Assuming that you're talking about Richard Feldman, he shows up regularly but not to talk about Elm—Roc is his new project, which is inspired by Elm but not trying to target the same niche.
I kind of wish the effort spent on Roc was put into productionizing/commercializing Koka (which Roc draws a lot of inspiration from) rather than starting an entirely new language. Like I get starting from scratch when it comes to Haskell, since there’s so much baggage there, but Koka is a pretty blank slate.
Koka is still pretty much one person's project [0], and it's not for lack of PRs [1]. To push Koka forward at the kind of pace that Richard wants to move would require forking it or commandeering it, and it makes total sense that neither option is as appealing as just starting fresh.
He’s the author of the article but only chimes in once.

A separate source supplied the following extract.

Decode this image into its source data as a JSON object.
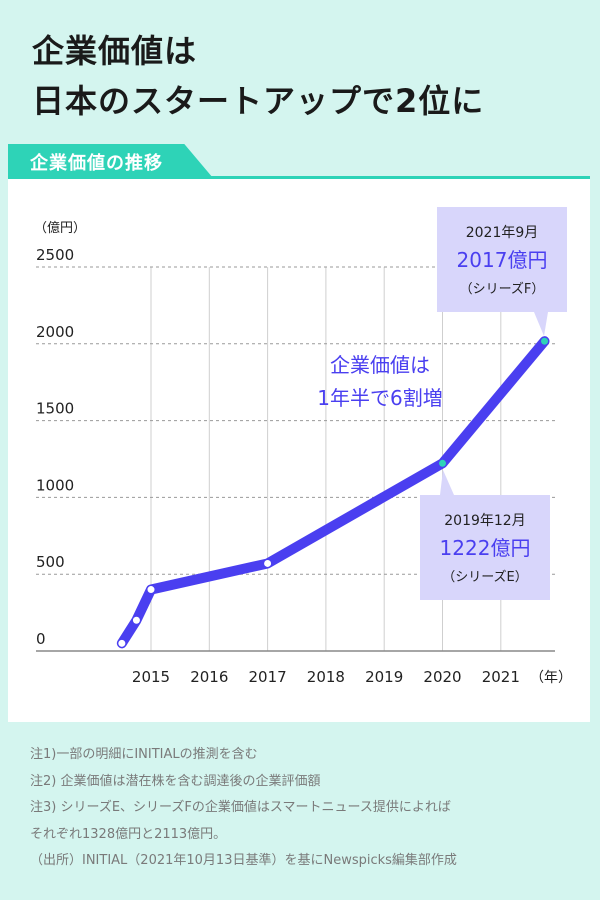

Sorry for not linking it, just wasn’t sure I wanted a Google Alert, but it seems likely at this point and I don’t mind. I’m somewhat undecided about Elm and Roc. Both are at least innovative.
A Google Alert notifies when a search term, such as someone's name, appears online, so mentioning someone in a public comment might trigger an alert, causing them to notice it.
Now I understand, the author is (or was, I suppose) a core team member of Elm, I thought it were someone that commented on the post instead. I interpret "showed up on HN" to typically mean a commenter rather than an article author as typically many authors don't even realize their article was submitted to HN on any particular day.